かつては、特性がある子も同じクラスの中で、一緒に過ごしていたが、今はクラスを分けて教育している。そうではなく、分け隔てなく特性を伸ばしていく教育を広めていくことについて、私たちの保育園から発信していきたい。
さまざまなカラーを持っている子どもたちが過ごしやすく育っていくため、自己選択活動による教育を発信し、他の教育と差を出すことにより、羽村市の教育はおもしろいと言ってもらえる日が来ると良い。
(松本会長)
自己選択ができる教育に、まちの人や企業・学校が協力するようになると、羽村市の教育として特徴的なものとなるだろう。
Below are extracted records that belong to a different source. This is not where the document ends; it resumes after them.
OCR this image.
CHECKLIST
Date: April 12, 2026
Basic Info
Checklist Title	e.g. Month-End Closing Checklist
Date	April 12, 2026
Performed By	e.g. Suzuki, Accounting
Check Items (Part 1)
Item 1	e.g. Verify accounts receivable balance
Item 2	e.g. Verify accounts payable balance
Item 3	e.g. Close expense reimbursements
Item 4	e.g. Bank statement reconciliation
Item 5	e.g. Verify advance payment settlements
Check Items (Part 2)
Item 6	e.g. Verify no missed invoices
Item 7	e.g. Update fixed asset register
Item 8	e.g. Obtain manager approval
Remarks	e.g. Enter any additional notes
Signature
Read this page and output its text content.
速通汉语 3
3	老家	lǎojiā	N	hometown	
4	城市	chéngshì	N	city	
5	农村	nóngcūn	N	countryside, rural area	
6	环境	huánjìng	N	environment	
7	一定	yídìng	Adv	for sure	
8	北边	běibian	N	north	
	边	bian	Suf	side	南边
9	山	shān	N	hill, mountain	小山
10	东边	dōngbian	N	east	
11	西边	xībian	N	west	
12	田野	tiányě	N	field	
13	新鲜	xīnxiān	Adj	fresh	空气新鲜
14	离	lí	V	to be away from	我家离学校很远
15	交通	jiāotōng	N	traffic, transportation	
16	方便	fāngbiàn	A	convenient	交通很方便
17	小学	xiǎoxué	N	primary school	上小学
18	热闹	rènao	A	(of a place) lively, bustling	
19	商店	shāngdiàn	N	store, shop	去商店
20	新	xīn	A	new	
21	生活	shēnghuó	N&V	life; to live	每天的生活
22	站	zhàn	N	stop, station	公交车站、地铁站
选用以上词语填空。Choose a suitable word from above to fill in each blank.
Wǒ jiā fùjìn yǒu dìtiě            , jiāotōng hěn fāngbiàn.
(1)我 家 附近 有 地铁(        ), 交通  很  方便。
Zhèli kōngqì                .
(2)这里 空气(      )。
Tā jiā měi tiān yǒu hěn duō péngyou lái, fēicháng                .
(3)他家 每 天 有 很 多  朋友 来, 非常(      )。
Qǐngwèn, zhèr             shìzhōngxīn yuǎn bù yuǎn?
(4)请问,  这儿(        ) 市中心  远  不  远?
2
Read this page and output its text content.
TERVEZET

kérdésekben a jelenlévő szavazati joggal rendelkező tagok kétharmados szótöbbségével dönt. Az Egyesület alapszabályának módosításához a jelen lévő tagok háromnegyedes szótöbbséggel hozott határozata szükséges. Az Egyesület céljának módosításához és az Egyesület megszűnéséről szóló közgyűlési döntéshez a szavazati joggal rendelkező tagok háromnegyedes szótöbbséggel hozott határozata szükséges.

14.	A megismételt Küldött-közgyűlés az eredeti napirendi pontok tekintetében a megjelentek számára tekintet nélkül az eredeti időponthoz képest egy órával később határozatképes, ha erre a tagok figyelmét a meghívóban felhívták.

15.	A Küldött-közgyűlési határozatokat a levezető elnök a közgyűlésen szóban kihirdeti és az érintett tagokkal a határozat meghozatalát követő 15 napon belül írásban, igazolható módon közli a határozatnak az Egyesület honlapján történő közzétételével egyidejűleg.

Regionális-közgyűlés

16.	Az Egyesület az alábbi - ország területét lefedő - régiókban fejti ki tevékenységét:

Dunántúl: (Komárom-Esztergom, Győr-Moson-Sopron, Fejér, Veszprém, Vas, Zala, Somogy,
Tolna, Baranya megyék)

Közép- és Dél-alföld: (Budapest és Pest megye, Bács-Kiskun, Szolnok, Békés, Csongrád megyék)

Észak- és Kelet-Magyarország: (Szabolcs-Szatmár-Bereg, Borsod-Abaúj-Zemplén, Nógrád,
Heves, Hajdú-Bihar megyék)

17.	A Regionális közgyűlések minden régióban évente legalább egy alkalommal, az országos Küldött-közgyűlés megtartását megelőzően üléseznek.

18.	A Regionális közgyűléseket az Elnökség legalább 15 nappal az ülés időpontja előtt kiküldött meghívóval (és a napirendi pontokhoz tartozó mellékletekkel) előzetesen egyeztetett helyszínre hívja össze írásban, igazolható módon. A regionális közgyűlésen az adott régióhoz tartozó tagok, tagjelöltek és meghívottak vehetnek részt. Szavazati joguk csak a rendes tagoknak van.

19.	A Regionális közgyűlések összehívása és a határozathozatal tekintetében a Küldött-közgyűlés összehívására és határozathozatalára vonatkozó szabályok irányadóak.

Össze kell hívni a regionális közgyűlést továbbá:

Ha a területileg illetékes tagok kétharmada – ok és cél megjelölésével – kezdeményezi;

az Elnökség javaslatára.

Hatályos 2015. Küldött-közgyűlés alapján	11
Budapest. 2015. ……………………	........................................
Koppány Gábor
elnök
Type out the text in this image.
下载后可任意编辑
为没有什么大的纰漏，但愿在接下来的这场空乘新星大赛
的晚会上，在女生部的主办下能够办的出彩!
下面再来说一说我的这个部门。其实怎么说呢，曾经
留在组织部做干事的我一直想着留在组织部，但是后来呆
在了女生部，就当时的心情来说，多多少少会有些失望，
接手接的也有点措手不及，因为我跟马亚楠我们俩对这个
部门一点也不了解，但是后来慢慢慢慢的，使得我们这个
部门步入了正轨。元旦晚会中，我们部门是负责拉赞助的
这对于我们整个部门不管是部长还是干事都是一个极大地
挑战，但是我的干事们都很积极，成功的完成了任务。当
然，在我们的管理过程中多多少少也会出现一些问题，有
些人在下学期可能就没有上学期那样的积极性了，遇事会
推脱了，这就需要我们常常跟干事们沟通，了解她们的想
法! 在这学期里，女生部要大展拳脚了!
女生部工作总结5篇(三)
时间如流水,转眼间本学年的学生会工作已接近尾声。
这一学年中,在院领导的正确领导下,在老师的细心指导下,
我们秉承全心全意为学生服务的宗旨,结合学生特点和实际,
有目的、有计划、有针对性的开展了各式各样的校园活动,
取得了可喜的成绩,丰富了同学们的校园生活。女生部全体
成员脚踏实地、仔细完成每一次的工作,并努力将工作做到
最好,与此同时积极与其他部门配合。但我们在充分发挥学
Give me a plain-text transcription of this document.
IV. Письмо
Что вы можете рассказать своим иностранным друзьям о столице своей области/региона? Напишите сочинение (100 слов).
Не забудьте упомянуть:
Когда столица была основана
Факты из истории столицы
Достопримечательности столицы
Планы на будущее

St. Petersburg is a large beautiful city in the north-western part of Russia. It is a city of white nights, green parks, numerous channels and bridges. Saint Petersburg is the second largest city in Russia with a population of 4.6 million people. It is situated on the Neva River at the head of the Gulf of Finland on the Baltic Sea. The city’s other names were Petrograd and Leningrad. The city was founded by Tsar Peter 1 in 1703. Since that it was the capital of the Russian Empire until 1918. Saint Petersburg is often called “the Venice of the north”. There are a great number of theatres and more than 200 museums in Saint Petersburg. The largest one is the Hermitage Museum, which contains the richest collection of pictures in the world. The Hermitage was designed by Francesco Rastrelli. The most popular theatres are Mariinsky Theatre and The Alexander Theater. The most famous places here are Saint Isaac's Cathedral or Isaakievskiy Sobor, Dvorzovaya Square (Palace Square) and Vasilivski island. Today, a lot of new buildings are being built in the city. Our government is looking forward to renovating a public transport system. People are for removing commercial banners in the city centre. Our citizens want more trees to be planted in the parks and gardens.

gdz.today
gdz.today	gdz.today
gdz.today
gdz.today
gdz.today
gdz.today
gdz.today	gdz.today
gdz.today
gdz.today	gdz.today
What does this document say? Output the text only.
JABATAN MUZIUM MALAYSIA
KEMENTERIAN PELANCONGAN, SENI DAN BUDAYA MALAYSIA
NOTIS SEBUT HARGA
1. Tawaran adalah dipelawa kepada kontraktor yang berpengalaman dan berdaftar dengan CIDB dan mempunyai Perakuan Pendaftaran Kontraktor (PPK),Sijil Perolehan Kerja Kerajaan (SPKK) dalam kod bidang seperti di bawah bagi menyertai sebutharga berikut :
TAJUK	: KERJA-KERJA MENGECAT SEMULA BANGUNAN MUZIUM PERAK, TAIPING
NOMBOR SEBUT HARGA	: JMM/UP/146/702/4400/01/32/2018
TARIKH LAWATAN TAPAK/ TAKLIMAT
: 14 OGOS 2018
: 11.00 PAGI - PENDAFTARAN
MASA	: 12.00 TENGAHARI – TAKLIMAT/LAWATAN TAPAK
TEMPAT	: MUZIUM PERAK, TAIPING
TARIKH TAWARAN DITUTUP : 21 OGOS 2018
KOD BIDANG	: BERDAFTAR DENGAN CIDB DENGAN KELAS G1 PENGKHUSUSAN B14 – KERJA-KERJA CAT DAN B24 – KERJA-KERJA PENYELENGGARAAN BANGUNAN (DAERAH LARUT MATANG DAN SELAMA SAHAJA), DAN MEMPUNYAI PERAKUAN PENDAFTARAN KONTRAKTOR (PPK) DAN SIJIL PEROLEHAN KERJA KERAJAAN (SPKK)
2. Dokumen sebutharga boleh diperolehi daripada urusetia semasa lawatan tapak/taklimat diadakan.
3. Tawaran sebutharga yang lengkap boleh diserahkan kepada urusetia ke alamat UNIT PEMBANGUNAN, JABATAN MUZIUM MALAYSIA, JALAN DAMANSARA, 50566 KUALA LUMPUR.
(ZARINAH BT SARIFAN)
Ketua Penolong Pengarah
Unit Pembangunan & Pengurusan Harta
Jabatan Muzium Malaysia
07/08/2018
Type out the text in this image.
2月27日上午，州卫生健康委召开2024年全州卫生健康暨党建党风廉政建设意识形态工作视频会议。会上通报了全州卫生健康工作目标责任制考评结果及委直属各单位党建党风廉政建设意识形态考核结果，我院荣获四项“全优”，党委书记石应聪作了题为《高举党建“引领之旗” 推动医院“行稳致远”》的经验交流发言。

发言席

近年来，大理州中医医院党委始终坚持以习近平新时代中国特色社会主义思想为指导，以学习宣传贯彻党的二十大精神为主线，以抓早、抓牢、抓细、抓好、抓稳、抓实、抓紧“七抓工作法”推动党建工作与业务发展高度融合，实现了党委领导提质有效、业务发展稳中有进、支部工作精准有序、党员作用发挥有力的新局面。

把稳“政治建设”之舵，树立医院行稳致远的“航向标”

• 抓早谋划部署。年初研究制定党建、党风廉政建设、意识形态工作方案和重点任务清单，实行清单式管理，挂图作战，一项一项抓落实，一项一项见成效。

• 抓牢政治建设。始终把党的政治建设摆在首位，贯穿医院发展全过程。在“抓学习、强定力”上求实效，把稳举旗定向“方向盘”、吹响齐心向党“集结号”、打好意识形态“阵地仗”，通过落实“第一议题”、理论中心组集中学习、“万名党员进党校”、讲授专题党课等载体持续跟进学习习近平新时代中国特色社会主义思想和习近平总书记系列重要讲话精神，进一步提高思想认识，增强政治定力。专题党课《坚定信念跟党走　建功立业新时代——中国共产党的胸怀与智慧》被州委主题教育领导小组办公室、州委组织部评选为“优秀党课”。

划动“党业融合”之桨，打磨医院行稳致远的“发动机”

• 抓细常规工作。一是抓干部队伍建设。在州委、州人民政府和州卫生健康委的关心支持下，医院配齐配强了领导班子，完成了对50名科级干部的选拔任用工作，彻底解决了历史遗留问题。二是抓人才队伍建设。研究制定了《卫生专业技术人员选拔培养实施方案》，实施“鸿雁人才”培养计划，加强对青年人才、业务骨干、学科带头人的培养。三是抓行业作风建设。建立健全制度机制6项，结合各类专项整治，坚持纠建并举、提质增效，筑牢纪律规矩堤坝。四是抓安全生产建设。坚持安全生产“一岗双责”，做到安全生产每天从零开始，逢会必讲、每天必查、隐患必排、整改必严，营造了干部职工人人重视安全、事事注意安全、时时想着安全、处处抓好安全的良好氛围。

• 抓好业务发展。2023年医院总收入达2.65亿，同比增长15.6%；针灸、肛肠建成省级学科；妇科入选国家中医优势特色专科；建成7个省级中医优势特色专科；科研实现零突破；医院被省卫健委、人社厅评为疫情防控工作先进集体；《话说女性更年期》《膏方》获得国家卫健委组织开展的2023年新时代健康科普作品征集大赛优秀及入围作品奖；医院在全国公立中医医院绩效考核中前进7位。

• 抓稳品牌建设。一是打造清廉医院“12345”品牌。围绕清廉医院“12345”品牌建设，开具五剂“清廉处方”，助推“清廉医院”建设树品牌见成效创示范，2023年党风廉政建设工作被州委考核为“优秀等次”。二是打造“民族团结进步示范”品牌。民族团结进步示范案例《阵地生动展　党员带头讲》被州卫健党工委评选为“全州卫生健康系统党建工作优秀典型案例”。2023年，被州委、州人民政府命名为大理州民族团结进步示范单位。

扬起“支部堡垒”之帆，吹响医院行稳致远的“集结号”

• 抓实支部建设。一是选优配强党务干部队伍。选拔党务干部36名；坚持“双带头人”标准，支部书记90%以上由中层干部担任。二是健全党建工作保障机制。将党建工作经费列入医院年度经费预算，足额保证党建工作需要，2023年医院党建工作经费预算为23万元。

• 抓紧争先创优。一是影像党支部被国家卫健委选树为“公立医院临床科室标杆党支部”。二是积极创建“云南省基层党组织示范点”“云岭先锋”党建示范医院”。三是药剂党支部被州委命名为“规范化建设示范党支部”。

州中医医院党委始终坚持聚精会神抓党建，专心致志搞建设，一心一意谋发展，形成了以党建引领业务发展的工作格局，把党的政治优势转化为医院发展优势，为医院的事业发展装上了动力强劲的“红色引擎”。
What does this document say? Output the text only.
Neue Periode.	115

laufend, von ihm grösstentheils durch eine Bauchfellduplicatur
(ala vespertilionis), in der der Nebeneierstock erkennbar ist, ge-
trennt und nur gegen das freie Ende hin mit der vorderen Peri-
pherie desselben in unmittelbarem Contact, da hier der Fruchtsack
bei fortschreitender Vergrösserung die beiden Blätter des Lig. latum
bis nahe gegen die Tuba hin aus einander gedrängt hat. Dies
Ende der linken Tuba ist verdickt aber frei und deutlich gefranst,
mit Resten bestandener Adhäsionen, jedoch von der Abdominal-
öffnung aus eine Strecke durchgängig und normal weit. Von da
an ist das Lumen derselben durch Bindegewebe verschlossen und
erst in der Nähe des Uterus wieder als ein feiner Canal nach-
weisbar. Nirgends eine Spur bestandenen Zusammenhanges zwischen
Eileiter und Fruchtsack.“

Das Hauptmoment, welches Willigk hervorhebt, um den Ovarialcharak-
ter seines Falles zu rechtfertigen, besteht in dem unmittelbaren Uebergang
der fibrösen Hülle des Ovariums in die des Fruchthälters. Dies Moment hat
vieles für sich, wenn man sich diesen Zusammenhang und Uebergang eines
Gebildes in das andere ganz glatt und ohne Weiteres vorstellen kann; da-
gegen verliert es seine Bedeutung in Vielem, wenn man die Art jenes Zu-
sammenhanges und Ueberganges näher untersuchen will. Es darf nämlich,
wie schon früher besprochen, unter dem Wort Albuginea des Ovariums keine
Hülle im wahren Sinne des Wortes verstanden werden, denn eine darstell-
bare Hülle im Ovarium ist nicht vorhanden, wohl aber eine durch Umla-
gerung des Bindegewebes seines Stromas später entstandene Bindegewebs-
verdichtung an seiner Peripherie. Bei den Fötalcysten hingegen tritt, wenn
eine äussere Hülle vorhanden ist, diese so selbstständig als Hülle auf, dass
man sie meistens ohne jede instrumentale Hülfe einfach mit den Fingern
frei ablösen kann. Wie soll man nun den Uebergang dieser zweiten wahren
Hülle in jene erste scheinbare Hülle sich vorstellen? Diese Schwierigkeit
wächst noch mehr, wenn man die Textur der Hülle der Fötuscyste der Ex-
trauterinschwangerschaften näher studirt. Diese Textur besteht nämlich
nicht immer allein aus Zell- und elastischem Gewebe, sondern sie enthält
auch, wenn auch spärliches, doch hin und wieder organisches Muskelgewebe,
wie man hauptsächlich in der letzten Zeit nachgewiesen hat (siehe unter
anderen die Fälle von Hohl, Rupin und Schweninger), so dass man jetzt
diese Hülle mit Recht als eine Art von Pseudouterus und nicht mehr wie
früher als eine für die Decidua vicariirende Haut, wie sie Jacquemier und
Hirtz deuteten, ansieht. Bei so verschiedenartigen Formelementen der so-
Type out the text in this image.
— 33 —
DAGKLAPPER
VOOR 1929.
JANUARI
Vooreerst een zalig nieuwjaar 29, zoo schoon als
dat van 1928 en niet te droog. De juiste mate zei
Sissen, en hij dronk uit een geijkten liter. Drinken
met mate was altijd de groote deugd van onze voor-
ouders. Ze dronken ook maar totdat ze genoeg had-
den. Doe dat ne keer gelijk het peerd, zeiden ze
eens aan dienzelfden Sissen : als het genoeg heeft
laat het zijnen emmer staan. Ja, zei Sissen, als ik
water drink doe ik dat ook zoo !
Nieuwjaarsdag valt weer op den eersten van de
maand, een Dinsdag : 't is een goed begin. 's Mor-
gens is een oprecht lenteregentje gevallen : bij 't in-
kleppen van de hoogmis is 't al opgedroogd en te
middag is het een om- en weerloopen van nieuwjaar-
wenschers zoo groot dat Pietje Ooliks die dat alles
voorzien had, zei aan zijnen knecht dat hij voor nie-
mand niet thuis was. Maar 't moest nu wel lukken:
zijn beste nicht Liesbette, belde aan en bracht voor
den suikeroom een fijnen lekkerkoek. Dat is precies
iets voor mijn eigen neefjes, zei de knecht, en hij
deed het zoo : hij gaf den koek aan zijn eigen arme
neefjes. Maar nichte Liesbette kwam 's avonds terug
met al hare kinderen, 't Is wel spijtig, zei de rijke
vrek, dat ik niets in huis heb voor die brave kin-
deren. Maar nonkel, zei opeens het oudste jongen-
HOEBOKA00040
羽村市は、製造業の集積があるが産業面の支援はどうか。予算を使うプロジェクトはあるが、収入が増える支援も大事な視点である。企業がお金を生み出すための支援に投資をしていくべきである。
(小林副会長)
市外の方が羽村市に引っ越したい要件としては何があるか。人口を増やすためには、他市から移り住んでもらうことが必要であり、今自分の住んでいるまちから、どのような理由があれば羽村に来るか。
(山本委員)
川のそばで犬を飼える場所を希望する。
(佐藤委員)
現在自分が住んでいる市に愛着がある。子どもがそこで生まれて根を張ってしまった。その根を張る瞬間が非常に重要であり、私には、補助金などは問題ではなく、人とのつながりやコミュニティがしっかりしていることなどが大切である。また、子どもが生まれ、横のつながりができると、移動しにくくなる。
(小林副会長)
それであれば、結婚したばかりの方やこれから結婚する人などに対する支援に力を入れていくことが必要ではないか。
(松本会長)
タイミングが重要である。住む環境や広い庭がある、子どもの教育など、条件面でよい場所を住む場所として選ぶだろう。前提として良い環境のところに、タイミングとしてお金の面での良い支援があるとなお良いだろう。
(小林副会長)
羽村への定住を促すための前評判を発信していくことに取り組んでいく必要がある。例えば、大学4年生に向けて情報発信するなど、ターゲットを絞り、実施していくことが重要である。大学生にとって、結婚へのイメージも沸き、定住先として羽村市があることを大学生の時からPRしていく。
(山本委員)
都内に通うにしても、電車に座れるなどのメリットは大きい。羽村は清潔であるし、便利であるので、子育て世代へのイメージはインパクトがある。以前実施していた、たまごクラブなどへの広告は、宣伝として非常に良いアイディアである。また、西多摩地域は地震災害に対して地盤がしっかりしているので、そういう部分をPRしていくことも考えられる。
(佐藤委員)
羽村は、インターチェンジも近く、電車も都心まで1時間かからず行けるので、大変魅力的な場所である。
(小林副会長)
杏林大学の学生なども羽村市を知らない人が多い。羽村市に住んでもらえるようにPRすることも非常に有益ではないか。PRをしていけば伝わっていくのではないか。
(松本会長)
これまでの意見について、5つにまとめると、「(1)計画ありきではなく、財政状況などの現実に即したものとして検討していくことが重要である。」、「(2)プラス思考で取捨選択をしていくことが必要である。」、「(3)ストーリーが大切である。子育て中の方が羽村市を選んでいくストーリーを考えることが重要である。」、「(4)定住場所を決定するタイミングが大事である。入り口となるタイミングがいつなのかを考える。」、「(5)自前主義から脱却し、民間事業者とのコラボレーションなどさまざまなきっかけを大切にしてほしい。やりたいのにやれないスピード感に乏しい。」となる。これらのことを踏まえ、検討を進めてほしい。